Everything I Never Told You was Ng’s debut novel, which she wrote in a span of six years, writing a total of four different full drafts. The book has several elements that pull from Ng’s personal childhood. Her family moved around and ultimately ended up in Ohio, where Ng attended high school and dealt with similar themes presented in the book, including racism, assimilation, and the nuances of family dynamics.

The Joy Luck Club by Amy Tan

[Photo credit: Penguin Random House]

Amy Tan illustrates four mother-daughter relationships based on her real-life experiences growing up in an immigrant Chinese-American family. Set in San Francisco in the early 1950s, the story is told in four parts, 16 interlocking stories, that depict the lives of four women and their mothers who gather to play mahjong and earn money. This book dives into the different relationships and entanglements of adjusting to their new lives in the U.S. After a successful release, the book was chosen to be developed into a movie of the same name.

While writing The Joy Luck Club, Tan drew inspiration from her personal relationship with her mother and extended family in China. As an adult, Tan discovered that her mother had been previously married in China, and had left her family behind to escape an abusive relationship. Daisy Tan, Amy Tan’s mother, took the author and her brother to China to introduce them to her three previous children from her first marriage. Amy Tan would later examine the intricacies of her mother-daughter relationship in subsequent books.

How Much of These Hills is Gold by C. Pam Zhang

[Photo credit: Penguin Random House]


C. Pam Zhang carves out the voice of two orphaned children of Chinese laborers on the West Coast looking for a place to bury their father during the Gold Rush. The novel traverses themes of acceptance, the true meaning behind “the land of opportunity”, and the beginning of race exploration in the United States. Zhang crafts the story to tug at the heartstrings of every individual and our intrinsic necessity to belong to a community or society, as well as our need to leave behind a legacy.

According to Zhang, the story of How Much of These Hills is Gold came to her in a dream. Not intending to turn it into a novel, Zhang had written it as a short story that was then remastered and expanded with time. When asked about the inspiration for the novel, the author attributed her childhood books and ‘places’ that offered a creative ability to draw setting details to capture her dream into a physical piece of writing.

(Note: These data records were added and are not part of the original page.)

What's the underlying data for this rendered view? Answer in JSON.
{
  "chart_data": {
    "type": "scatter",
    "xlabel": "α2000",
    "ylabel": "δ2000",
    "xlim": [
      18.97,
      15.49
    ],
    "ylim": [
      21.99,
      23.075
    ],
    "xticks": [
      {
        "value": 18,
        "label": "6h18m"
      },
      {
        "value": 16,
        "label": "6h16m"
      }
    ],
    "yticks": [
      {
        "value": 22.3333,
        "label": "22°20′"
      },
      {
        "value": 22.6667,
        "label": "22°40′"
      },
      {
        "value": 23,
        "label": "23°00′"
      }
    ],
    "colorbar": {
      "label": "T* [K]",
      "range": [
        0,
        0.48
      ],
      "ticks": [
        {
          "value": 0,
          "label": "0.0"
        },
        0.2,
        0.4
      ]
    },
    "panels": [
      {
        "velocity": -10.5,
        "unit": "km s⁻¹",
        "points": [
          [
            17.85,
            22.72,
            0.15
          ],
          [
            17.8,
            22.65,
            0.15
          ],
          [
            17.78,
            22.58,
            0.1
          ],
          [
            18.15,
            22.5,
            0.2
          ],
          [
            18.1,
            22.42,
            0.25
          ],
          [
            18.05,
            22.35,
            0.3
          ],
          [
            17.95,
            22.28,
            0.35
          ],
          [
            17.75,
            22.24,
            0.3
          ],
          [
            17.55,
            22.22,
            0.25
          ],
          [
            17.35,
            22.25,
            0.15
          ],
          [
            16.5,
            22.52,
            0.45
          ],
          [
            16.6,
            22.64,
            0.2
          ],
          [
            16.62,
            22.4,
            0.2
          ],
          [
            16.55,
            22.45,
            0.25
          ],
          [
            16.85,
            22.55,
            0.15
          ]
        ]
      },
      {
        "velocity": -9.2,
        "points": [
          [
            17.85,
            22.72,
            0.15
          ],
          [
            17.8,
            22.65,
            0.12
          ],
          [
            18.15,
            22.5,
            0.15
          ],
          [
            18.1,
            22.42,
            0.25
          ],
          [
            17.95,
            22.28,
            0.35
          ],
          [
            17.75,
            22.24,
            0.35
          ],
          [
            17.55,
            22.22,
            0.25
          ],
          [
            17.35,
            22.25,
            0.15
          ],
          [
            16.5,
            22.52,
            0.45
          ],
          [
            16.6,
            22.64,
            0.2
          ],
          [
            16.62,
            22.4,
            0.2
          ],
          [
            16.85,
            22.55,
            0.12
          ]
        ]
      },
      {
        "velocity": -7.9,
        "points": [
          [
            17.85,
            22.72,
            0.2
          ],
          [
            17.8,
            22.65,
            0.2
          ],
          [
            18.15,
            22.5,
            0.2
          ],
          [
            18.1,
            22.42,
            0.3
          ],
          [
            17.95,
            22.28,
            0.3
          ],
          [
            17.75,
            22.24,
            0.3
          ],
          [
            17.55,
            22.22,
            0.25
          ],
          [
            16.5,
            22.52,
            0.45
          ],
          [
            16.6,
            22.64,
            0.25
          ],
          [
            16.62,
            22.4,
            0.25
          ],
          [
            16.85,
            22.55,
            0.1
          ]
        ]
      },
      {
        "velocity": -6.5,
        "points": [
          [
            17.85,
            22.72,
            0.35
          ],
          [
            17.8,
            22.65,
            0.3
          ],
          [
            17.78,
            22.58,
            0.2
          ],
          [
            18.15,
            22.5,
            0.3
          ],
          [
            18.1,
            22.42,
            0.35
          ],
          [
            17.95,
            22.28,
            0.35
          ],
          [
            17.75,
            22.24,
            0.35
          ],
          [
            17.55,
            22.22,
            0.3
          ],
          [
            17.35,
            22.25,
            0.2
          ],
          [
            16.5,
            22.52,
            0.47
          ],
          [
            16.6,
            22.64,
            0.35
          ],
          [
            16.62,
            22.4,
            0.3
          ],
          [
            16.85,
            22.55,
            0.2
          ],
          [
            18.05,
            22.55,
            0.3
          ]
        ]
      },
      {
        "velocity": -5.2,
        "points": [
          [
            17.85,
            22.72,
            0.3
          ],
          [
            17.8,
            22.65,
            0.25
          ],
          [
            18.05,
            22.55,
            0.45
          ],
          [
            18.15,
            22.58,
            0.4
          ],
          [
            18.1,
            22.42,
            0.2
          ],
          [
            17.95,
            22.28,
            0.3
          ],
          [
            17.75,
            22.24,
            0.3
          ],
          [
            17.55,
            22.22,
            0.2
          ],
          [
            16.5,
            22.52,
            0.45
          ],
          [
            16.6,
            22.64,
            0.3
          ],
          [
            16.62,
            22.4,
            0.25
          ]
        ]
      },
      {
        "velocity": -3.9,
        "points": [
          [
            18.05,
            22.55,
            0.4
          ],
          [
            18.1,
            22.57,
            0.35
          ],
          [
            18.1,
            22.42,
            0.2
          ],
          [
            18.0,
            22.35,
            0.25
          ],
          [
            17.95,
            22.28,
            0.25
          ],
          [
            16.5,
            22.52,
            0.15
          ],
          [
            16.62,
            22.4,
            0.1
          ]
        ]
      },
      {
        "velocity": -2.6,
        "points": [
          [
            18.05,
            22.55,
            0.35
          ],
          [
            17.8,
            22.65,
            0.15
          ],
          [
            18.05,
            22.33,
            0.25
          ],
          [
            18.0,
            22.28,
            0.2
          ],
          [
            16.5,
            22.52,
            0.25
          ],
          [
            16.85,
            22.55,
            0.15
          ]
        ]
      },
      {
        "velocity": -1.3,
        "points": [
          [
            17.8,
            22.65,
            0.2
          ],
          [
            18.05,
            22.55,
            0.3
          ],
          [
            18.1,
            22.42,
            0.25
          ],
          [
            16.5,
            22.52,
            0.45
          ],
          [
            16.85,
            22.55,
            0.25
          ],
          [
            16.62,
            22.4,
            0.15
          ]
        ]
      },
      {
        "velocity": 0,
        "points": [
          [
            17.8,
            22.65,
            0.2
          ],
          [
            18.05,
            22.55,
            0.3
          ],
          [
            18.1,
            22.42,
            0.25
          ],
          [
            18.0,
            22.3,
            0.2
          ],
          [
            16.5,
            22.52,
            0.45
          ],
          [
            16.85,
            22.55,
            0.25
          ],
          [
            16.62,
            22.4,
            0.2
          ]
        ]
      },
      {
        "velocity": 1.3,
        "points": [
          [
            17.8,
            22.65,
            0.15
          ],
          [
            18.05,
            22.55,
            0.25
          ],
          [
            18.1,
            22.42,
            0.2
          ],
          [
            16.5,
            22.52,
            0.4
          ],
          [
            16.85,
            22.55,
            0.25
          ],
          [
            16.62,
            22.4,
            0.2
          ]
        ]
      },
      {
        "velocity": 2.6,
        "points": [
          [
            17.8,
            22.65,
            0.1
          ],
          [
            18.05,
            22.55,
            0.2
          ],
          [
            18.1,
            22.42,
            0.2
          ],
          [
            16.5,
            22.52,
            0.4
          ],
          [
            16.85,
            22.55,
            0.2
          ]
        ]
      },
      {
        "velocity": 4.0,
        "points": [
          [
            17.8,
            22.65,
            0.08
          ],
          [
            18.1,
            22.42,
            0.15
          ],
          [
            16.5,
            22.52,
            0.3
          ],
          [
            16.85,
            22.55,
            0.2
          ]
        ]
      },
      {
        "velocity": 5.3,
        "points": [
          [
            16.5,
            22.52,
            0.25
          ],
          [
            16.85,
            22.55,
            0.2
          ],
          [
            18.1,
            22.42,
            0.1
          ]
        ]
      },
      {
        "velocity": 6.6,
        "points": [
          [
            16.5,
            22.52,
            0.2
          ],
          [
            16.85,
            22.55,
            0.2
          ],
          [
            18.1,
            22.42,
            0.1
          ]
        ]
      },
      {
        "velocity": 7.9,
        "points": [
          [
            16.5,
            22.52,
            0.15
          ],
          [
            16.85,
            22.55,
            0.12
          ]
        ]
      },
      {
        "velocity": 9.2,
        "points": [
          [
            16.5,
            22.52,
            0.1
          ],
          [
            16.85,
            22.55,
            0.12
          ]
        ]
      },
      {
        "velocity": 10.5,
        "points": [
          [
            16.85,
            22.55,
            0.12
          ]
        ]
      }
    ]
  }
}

The Woman Warrior by Maxine Hong Kingston

[Photo credit: Penguin Random House]

Dubbed a literary classic, The Woman Warrior by Maxine Hong Kingston surveys multiple intersecting identities: Chinese, American, female, and immigrant. Blending autobiographical and mythological elements, Kingston delves into her childhood memories of being a girl raised in the United States by Chinese immigrant parents. She struggles to balance her two worlds: her upbringing in California and her mother’s anecdotes and customs of life back in China. With the help of her vivid imagination, she fills in the blanks to merge her two worlds together to understand her family's past and current present.

During the writing process, Kingston dedicated her writing process to diligence. Her approach was to write non-stop until the story began to fall into place. Kingston wanted to blend her writing with old Chinese folktales that she heard as a child, plunging into her cultural roots. She had originally titled the book Gold Mountain Stories. However, the publisher would end up changing the title due to marketing concerns, ultimately deciding on The Woman Warrior.